Working with companies that produce goods on partnerships isn’t strictly about branding and name recognition; in fact, it’s more about learning how a future of interconnected hardware (both wearable, and the kind that’ll pervade every aspect of our lives) will work with and augment software. Evernote’s goal is to be the ultimate productivity aid for knowledge workers, and in the future, fulfilling that role might require much more than just being a codex or repository for the storage and recall of traditional media.
“Even the design work that we’re doing on styluses and scanners and wallets and things like that, it’s there to get our people thinking about designing for the real world,” he said. “How do people interact with a watch? Is a watch really the right metaphor? How do people interact with wrist-mounted things? Where do people hold their hands?”
That’s not the end of the questions Evernote is asking, however. It extends beyond those you might imagine a software company designing for platforms like those emerging in the smartwatch category would naturally ask itself. Libin says the wearable future won’t limit itself to just a shrunk down version of smartphone you wear on your wrist. There’s a whole range of material science to think about, too.
“What kind of textures make sense? Can you give someone information based on tactile input, based on what something feels like? How do you think about shapes and colors? How do people move? How big is a backpack that’s too big to take on a train? What if you change some aspect ratios, how comfortable are people doing things while they’re sitting or standing?”
Libin says he thinks a lot of companies will be caught unawares by this subtle but tectonic shift in how software gets made. It’s a matter of an entire side to the art opening up anew, and that could require a change in perspective that some companies just can’t manage.
“This whole art was largely irrelevant for software companies for the last few decades, and now it’s going to become highly relevant.
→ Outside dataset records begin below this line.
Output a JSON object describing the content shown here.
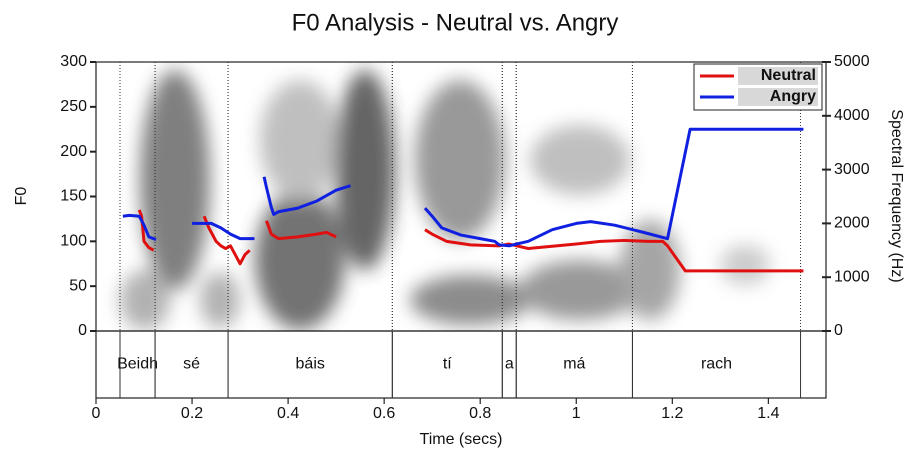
{
  "chart_data": {
    "type": "line",
    "title": "F0 Analysis - Neutral vs. Angry",
    "x_label": "Time (secs)",
    "y_label": "F0",
    "y2_label": "Spectral Frequency (Hz)",
    "xlim": [
      0,
      1.52
    ],
    "xticks": [
      0,
      0.2,
      0.4,
      0.6,
      0.8,
      1,
      1.2,
      1.4
    ],
    "ylim": [
      0,
      300
    ],
    "yticks": [
      0,
      50,
      100,
      150,
      200,
      250,
      300
    ],
    "y2lim": [
      0,
      5000
    ],
    "y2ticks": [
      0,
      1000,
      2000,
      3000,
      4000,
      5000
    ],
    "legend": "top-right",
    "series": [
      {
        "name": "Neutral",
        "color": "#e01010",
        "x": [
          0.09,
          0.095,
          0.1,
          0.11,
          0.12,
          null,
          0.225,
          0.235,
          0.25,
          0.26,
          0.27,
          0.28,
          0.29,
          0.3,
          0.31,
          0.32,
          null,
          0.355,
          0.365,
          0.38,
          0.42,
          0.46,
          0.48,
          0.5,
          null,
          0.685,
          0.7,
          0.73,
          0.78,
          0.84,
          0.86,
          0.9,
          1.0,
          1.05,
          1.1,
          1.15,
          1.18,
          1.19,
          1.227,
          1.3,
          1.473
        ],
        "values": [
          135,
          128,
          100,
          93,
          90,
          null,
          128,
          115,
          100,
          95,
          92,
          95,
          85,
          75,
          85,
          90,
          null,
          123,
          108,
          103,
          105,
          108,
          110,
          105,
          null,
          113,
          108,
          100,
          96,
          95,
          97,
          92,
          97,
          100,
          101,
          100,
          100,
          95,
          67,
          67,
          67
        ]
      },
      {
        "name": "Angry",
        "color": "#1020e0",
        "x": [
          0.056,
          0.07,
          0.09,
          0.1,
          0.11,
          0.125,
          null,
          0.2,
          0.24,
          0.26,
          0.28,
          0.3,
          0.33,
          null,
          0.35,
          0.355,
          0.365,
          0.37,
          0.38,
          0.42,
          0.46,
          0.5,
          0.53,
          null,
          0.685,
          0.7,
          0.72,
          0.76,
          0.8,
          0.83,
          0.84,
          0.86,
          0.9,
          0.95,
          1.0,
          1.03,
          1.08,
          1.14,
          1.19,
          1.237,
          1.3,
          1.473
        ],
        "values": [
          128,
          129,
          128,
          118,
          105,
          102,
          null,
          120,
          120,
          115,
          108,
          103,
          103,
          null,
          172,
          160,
          138,
          130,
          133,
          137,
          145,
          157,
          162,
          null,
          137,
          128,
          115,
          107,
          103,
          100,
          96,
          95,
          100,
          113,
          120,
          122,
          118,
          110,
          103,
          225,
          225,
          225
        ]
      }
    ],
    "intervals": [
      {
        "label": "Beidh",
        "start": 0.05,
        "end": 0.123
      },
      {
        "label": "sé",
        "start": 0.123,
        "end": 0.275
      },
      {
        "label": "báis",
        "start": 0.275,
        "end": 0.617
      },
      {
        "label": "tí",
        "start": 0.617,
        "end": 0.846
      },
      {
        "label": "a",
        "start": 0.846,
        "end": 0.875
      },
      {
        "label": "má",
        "start": 0.875,
        "end": 1.117
      },
      {
        "label": "rach",
        "start": 1.117,
        "end": 1.467
      }
    ]
  }
}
I think you’re going to see companies flaming out left and right that just ignored this, and that just focus on what they have been focusing on and are then completely unprepared for this new world.”
It’s still early days for the wearables market, however, and despite the recent upswing in activity by companies like Google and Samsung to exploit this space, it’ll be years before we truly feel the impact of this latest swing in the tech industry. It’s easy to see why others would be taking a wait-and-see approach given the volatility of the market at this early stage, but will failure to act sink some of the industry’s longest sailing ships? Evernote thinks so, and it isn’t about to be counted among those who miss this sea change.